Hacker News new | past | comments | ask | show | jobs | submit login
Show HN: Simple way to access various statistics in Git repository (github.com/arzzen)
74 points by arzzen 7 months ago | hide | past | favorite | 26 comments



eeeeewwwww no no no no no. lines of code/number of commits/number of changelog items != productivity. If you are a lead or a manager, read this message.

Software development progress is anything but linear and any attempts to make a metric that does not reflect actual results will result in nothing but succeeding in that pointless metric.


You don't have to use it as a measure of productivity. I find running these kinds of stats on my code bases fascinating. This tool looks really neat imho, great work OP.

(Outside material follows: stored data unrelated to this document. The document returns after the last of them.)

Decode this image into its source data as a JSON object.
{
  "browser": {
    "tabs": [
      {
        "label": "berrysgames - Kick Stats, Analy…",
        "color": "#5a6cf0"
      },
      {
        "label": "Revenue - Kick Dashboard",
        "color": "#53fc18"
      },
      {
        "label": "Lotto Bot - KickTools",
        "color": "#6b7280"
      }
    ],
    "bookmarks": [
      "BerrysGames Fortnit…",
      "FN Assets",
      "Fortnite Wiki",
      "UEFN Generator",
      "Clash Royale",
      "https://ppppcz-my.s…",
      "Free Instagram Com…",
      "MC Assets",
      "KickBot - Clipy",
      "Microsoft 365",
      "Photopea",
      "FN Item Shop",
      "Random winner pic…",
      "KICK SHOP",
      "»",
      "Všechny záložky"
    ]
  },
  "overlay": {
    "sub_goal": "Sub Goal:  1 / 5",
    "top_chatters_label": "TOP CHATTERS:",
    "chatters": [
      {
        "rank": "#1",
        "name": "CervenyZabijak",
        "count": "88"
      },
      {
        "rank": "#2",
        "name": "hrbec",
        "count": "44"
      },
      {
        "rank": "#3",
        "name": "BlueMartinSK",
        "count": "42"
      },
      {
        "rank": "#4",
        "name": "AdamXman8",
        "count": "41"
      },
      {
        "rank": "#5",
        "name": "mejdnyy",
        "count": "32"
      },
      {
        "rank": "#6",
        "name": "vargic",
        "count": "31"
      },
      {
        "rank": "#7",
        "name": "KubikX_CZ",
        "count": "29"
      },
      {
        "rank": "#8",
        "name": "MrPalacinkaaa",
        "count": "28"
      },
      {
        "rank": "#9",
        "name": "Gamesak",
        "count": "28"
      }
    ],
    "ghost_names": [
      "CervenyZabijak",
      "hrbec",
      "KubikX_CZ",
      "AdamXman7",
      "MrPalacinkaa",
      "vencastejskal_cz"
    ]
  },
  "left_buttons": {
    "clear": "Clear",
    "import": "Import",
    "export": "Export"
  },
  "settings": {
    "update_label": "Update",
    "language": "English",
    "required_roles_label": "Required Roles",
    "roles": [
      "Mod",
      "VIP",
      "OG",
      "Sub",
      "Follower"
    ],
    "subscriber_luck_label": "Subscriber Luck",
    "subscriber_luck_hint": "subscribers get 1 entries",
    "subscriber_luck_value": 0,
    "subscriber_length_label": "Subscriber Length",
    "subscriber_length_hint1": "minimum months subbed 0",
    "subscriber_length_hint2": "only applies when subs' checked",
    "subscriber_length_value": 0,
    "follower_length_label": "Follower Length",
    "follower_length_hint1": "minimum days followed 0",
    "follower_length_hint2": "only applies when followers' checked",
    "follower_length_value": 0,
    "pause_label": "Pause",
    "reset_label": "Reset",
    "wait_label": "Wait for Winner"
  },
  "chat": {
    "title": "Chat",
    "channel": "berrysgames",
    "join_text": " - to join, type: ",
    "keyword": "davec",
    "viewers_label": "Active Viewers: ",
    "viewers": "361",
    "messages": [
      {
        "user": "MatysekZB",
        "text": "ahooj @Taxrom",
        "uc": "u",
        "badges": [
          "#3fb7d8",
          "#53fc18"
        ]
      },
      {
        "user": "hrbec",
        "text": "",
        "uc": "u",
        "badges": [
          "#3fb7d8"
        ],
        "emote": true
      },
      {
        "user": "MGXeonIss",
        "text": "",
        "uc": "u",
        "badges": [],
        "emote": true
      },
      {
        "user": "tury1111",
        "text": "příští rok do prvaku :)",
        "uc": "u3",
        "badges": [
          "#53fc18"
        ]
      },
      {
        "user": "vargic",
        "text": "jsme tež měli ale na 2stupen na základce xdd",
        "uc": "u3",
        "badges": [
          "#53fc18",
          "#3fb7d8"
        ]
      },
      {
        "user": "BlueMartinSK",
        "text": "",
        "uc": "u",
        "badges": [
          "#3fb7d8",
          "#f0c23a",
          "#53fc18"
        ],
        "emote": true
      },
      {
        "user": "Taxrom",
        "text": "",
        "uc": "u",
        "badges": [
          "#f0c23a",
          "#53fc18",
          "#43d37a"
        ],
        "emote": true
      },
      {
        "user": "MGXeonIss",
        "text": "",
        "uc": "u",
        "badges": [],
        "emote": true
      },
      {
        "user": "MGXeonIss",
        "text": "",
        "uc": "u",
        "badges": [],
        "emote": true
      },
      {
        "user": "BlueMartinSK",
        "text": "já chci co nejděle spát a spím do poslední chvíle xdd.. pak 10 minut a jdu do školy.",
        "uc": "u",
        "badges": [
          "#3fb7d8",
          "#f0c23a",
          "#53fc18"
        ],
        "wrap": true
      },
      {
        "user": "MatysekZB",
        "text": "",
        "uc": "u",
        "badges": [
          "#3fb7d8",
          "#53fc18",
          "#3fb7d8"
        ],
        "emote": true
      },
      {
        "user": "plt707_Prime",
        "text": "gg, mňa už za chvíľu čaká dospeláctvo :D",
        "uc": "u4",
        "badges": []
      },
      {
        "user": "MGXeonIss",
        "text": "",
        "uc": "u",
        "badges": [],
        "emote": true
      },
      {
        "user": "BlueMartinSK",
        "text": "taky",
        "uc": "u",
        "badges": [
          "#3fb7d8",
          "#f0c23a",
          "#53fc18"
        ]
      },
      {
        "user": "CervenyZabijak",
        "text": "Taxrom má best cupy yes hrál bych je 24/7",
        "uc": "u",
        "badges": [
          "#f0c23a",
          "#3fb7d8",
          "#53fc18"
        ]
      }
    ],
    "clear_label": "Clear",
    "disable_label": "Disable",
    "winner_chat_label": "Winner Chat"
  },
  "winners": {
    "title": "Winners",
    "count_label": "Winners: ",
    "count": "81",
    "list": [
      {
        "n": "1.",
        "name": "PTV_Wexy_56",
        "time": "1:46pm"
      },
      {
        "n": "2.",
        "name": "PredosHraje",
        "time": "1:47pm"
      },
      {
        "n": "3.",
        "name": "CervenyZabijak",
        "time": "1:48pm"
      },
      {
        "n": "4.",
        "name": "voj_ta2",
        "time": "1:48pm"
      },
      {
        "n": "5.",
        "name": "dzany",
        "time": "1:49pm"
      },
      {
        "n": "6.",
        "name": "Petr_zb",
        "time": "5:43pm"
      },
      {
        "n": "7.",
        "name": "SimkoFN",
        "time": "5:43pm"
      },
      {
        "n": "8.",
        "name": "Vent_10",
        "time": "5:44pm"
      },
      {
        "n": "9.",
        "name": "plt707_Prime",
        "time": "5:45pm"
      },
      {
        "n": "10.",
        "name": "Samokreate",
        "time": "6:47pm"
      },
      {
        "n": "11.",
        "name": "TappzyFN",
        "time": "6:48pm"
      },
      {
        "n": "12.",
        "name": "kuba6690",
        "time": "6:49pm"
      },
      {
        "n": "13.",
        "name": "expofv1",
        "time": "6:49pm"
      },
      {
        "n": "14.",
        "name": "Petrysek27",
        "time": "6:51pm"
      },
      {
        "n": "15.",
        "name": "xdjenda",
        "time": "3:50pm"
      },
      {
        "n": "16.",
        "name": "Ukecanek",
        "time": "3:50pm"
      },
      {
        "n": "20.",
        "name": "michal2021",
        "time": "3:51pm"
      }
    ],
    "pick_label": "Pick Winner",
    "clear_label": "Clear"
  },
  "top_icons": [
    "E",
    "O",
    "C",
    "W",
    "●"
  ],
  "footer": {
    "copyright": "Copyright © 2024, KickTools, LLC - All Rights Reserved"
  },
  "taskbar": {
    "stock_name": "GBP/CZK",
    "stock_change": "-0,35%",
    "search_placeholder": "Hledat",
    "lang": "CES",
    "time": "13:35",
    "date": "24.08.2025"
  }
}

> You don't have to use it as a measure of productivity

What I've found is this is well understood by technical people, but not so much by non-technical people.

I won't go into too much detail, but to make the long story short, Amazon, Google, Apple, and other tech giants are scaring the shit out of non-traditional tech companies in the financial industry, health care, etc. And the reason for that is, they (tech giants) are going into different verticals and they (non tech companies) realize they need to develop software faster and they are desperately looking for ways to help them overcome their ability to manage and attract tech talent.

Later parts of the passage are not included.